Adobe Fixes Bugs, Adds JavaScript Whitelisting to Reader, Acrobat

Adobe fixed multiple security vulnerabilities in both Reader and Acrobat 9 and X for Mac OS X and Windows. The company also added a new JavaScript whitelisting feature.

Adobe fixed six critical vulnerabilities in its Reader and Acrobat software, including the two zero-day flaws in its 3D rendering technology identified last month.

The latest update affects Adobe Reader and Acrobat X for Windows and all versions on the Mac OS X, Adobe said in its security bulletin released Jan. 10. Adobe fixed three memory corruption vulnerabilities and one heap corruption vulnerability that could lead to malicious code execution in Adobe Reader and Acrobat 10.1.2 and 9.5. Adobe also included the Adobe Flash Player update from November in this month's release.

Adobe fixed the memory corruption vulnerabilities in U3D and PRC components that were discovered by Lockheed Martin's computer incident response team last month.
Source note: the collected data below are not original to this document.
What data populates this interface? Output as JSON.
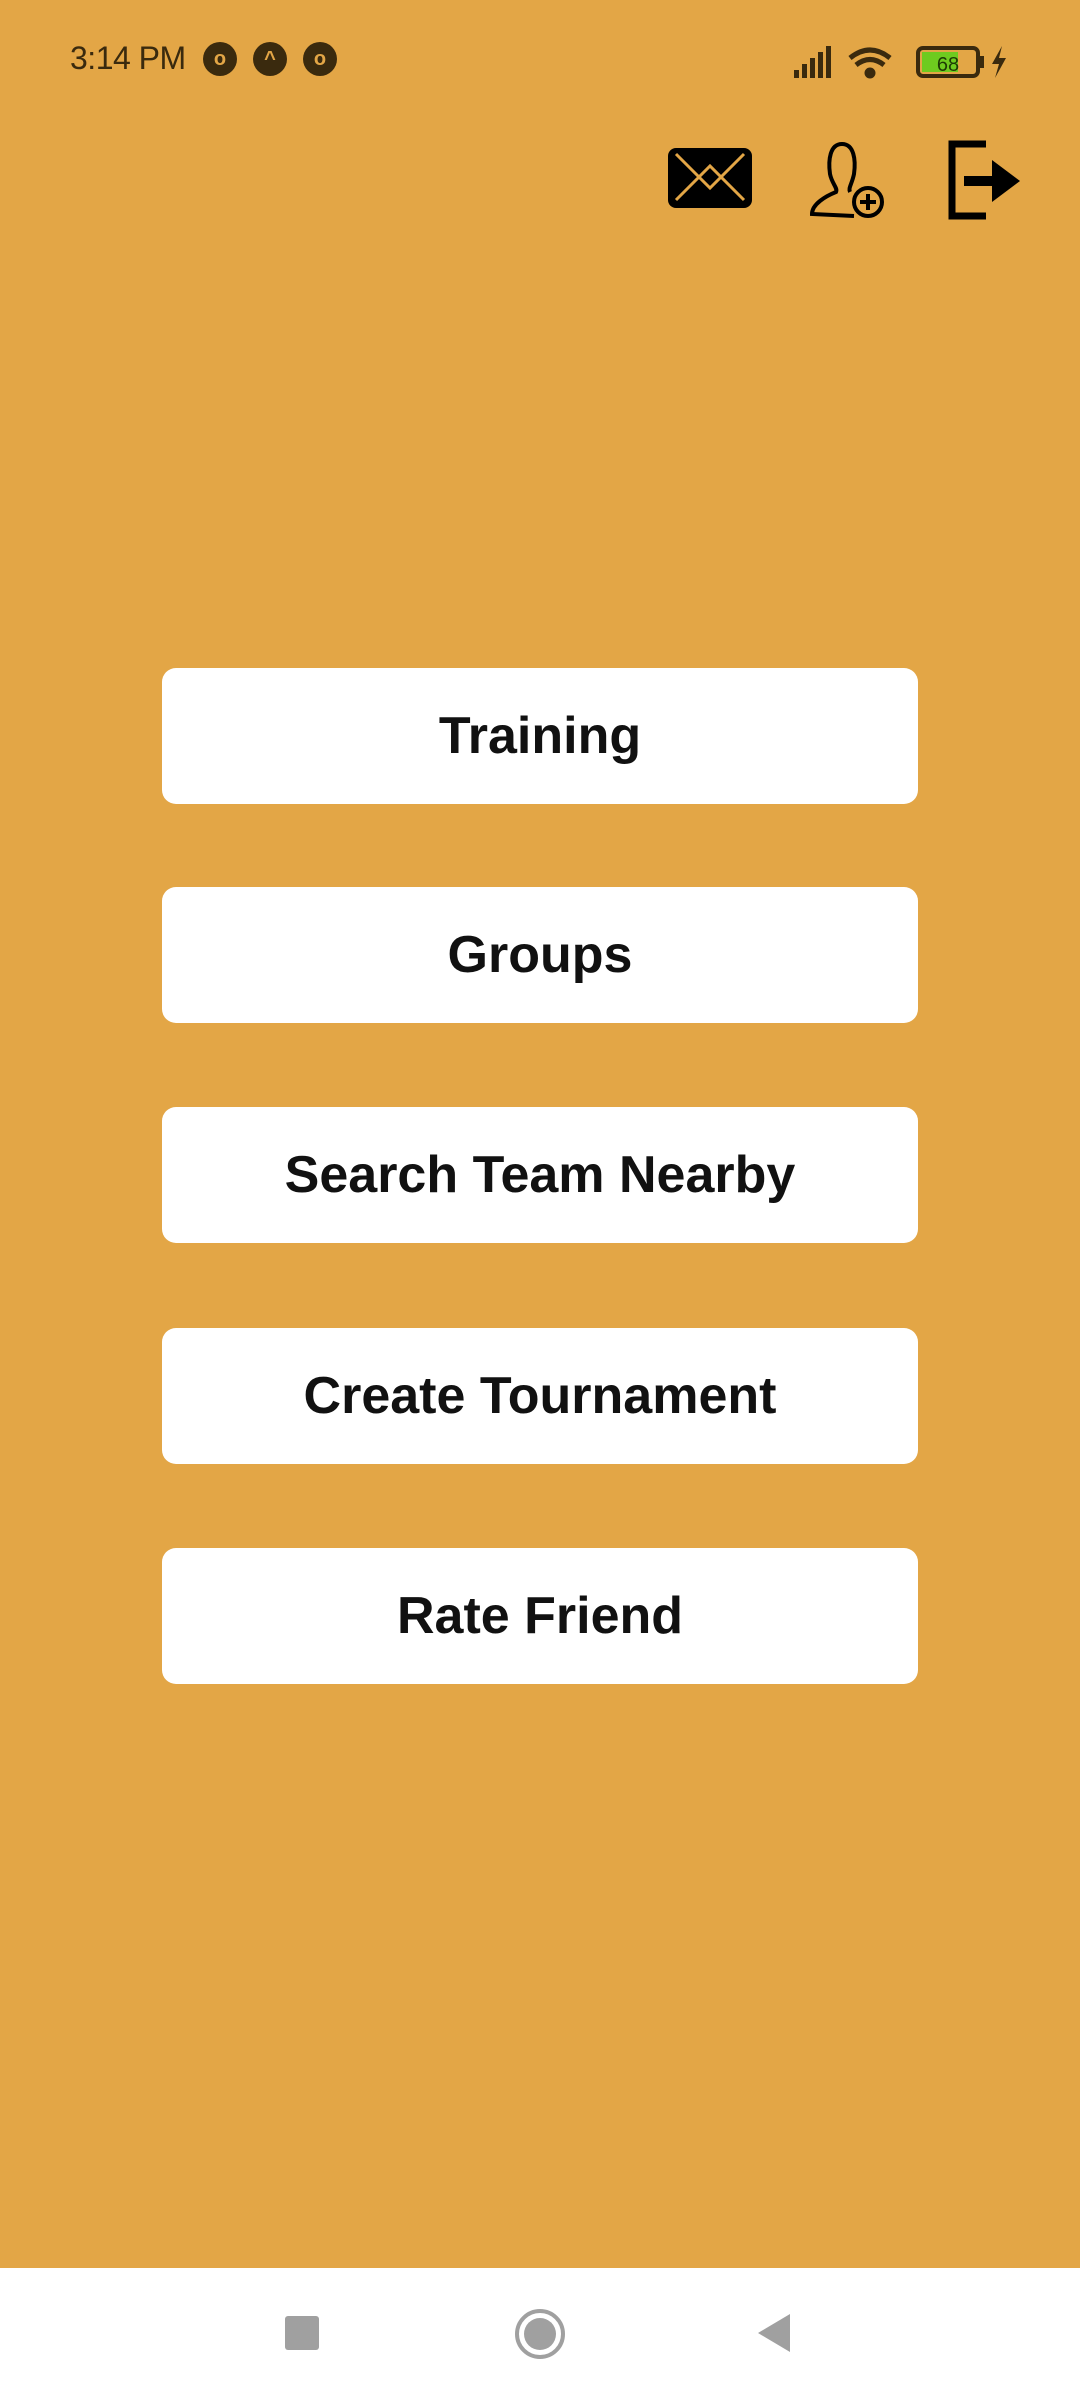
{
  "status_bar": {
    "time": "3:14 PM",
    "notification_icons": [
      "app-icon",
      "arrow-up-icon",
      "app-icon"
    ],
    "battery": "68"
  },
  "header": {
    "icons": [
      "mail-icon",
      "add-user-icon",
      "logout-icon"
    ]
  },
  "menu": {
    "buttons": [
      {
        "label": "Training"
      },
      {
        "label": "Groups"
      },
      {
        "label": "Search Team Nearby"
      },
      {
        "label": "Create Tournament"
      },
      {
        "label": "Rate Friend"
      }
    ]
  },
  "colors": {
    "background": "#E3A646",
    "button": "#FFFFFF",
    "text": "#111111",
    "battery_fill": "#6ecb1f"
  }
}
The company had issued a security bulletin warning users of the PDF-based attack, but said attackers were only targeting Acrobat and Reader 9 on Windows.
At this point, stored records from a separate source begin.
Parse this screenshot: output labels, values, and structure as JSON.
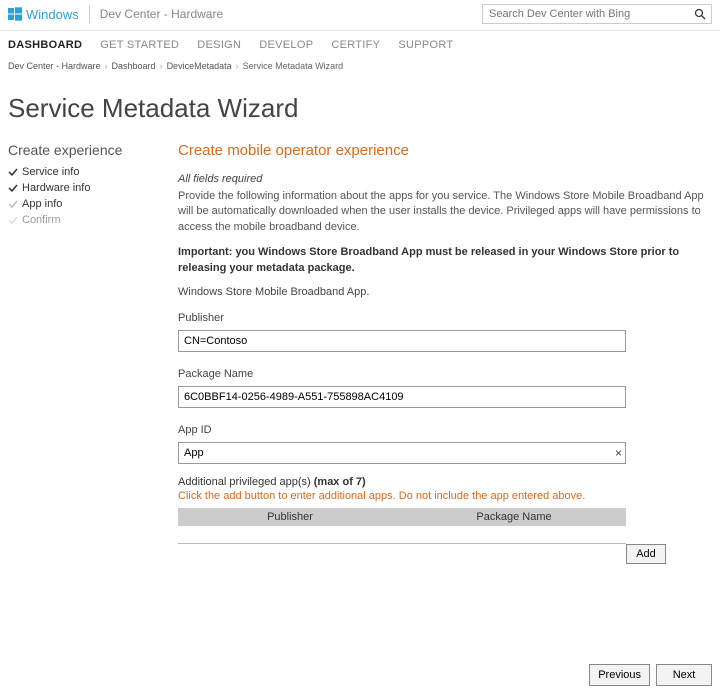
{
  "header": {
    "logo_text": "Windows",
    "hardware_label": "Dev Center - Hardware",
    "search_placeholder": "Search Dev Center with Bing"
  },
  "nav": {
    "items": [
      "DASHBOARD",
      "GET STARTED",
      "DESIGN",
      "DEVELOP",
      "CERTIFY",
      "SUPPORT"
    ],
    "active_index": 0
  },
  "breadcrumb": {
    "items": [
      "Dev Center - Hardware",
      "Dashboard",
      "DeviceMetadata",
      "Service Metadata Wizard"
    ]
  },
  "page": {
    "title": "Service Metadata Wizard"
  },
  "sidebar": {
    "title": "Create experience",
    "steps": [
      {
        "label": "Service info",
        "state": "done"
      },
      {
        "label": "Hardware info",
        "state": "done"
      },
      {
        "label": "App info",
        "state": "current"
      },
      {
        "label": "Confirm",
        "state": "pending"
      }
    ]
  },
  "form": {
    "section_title": "Create mobile operator experience",
    "required_note": "All fields required",
    "intro": "Provide the following information about the apps for you service. The Windows Store Mobile Broadband App will be automatically downloaded when the user installs the device. Privileged apps will have permissions to access the mobile broadband device.",
    "important": "Important: you Windows Store Broadband App must be released in your Windows Store prior to releasing your metadata package.",
    "subnote": "Windows Store Mobile Broadband App.",
    "publisher_label": "Publisher",
    "publisher_value": "CN=Contoso",
    "package_label": "Package Name",
    "package_value": "6C0BBF14-0256-4989-A551-755898AC4109",
    "appid_label": "App ID",
    "appid_value": "App",
    "addl_label_pre": "Additional privileged app(s) ",
    "addl_label_max": "(max of 7)",
    "addl_hint": "Click the add button to enter additional apps. Do not include the app entered above.",
    "table_headers": {
      "publisher": "Publisher",
      "package": "Package Name"
    },
    "add_button": "Add"
  },
  "footer": {
    "previous": "Previous",
    "next": "Next"
  }
}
"These vulnerabilities could cause the application to crash and potentially allow an attacker to take control of the affected system," Adobe said in its advisory.
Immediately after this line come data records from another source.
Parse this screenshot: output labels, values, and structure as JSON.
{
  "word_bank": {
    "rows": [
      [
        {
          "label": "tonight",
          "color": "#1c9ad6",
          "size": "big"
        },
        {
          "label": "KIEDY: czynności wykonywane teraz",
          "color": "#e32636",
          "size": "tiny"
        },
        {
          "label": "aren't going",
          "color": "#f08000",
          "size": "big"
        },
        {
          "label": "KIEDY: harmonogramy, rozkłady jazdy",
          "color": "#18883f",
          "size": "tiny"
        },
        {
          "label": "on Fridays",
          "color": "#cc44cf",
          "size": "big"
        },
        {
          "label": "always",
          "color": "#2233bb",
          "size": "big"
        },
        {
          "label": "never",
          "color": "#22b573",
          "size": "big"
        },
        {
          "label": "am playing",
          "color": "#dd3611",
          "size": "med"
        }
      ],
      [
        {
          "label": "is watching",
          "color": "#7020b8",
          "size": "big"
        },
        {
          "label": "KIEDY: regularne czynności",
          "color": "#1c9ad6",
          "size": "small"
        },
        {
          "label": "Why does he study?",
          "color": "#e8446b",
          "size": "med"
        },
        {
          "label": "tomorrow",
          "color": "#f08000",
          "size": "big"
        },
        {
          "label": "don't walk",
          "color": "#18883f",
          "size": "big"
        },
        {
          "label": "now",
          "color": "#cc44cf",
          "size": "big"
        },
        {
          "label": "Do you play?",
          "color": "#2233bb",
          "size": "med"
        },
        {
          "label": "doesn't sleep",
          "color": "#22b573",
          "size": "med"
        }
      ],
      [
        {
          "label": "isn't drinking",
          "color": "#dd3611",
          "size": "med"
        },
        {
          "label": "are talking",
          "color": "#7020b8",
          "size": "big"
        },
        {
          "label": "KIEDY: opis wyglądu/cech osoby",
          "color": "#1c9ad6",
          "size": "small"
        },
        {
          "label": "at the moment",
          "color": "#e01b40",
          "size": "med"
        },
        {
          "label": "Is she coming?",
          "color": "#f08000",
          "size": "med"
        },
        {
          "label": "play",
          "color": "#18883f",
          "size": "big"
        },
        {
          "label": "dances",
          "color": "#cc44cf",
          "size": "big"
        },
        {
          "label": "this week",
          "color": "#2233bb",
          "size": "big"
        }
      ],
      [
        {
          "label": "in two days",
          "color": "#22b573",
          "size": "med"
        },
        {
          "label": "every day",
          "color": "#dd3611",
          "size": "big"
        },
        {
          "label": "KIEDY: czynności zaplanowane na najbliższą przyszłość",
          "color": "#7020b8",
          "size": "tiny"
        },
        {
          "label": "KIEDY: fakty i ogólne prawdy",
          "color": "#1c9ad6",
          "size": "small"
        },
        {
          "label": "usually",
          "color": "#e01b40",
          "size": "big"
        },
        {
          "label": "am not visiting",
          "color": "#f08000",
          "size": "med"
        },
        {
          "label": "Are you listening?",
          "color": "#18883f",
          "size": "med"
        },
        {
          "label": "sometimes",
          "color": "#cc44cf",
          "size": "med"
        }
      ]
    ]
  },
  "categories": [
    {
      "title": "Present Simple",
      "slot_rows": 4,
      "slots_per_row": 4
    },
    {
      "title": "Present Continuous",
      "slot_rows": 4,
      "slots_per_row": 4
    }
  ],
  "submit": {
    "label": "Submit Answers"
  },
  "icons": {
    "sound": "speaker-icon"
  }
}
While the company released an emergency patch for Reader and Acrobat 9 for Windows in December, the fix for Reader and Acrobat X on Windows and for all versions on the Mac OS X and Linux platforms was delayed to January's scheduled quarterly update because the enhanced security features provided by the code sandbox in Acrobat and Reader X successfully blocked execution of the attack code in malicious PDF documents.

Reader and Acrobat X users should check to make sure the security measures are enabled by checking the "Security (enhanced)" section under the program's preferences menu. The "Enable Enhanced Security" option should be checked, according to Adobe.

Adobe also added a new feature in Reader and Acrobat that gives administrators the ability to control whether or not to execute JavaScript code embedded in PDF files, Priyank Choudhury, a security researcher with the Adobe Secure Software Engineering Team, wrote on the ASSET blog. Considering most PDF-based attacks use embedded malicious JavaScript code in one way or other, disabling JavaScript across the board would help prevent these types of attacks from succeeding. However, it causes problems for organizations with "workflows that rely on forms and JavaScript," Choudhury said.

The new JavaScript whitelisting capability allows administrators to identify trusted documents in which JavaScript can be executed and disabling it for all other PDF documents, according to Choudhury. The decision on whether to trust the document is based on the file's Privileged Location value. Administrators will be able to add new trusted locations, if necessary.

The JavaScript lockdown control allows administrators to block all JavaScript execution, except when embedded in trusted documents. It also prevents users from manually enabling JavaScript from the user preferences menu, according to Choudhury.

Adobe's update coincided with Microsoft's Patch Tuesday, and Oracle is scheduled to have its quarterly update on Jan. 17. Combined with the emergency patches released by Adobe and Microsoft last month, January will be a "busy patching month" for IT administrators, said Jim Walter, manager of the McAfee Threat Intelligence Service at McAfee Labs.

The next quarterly update for Adobe Reader and Acrobat is scheduled for April 10.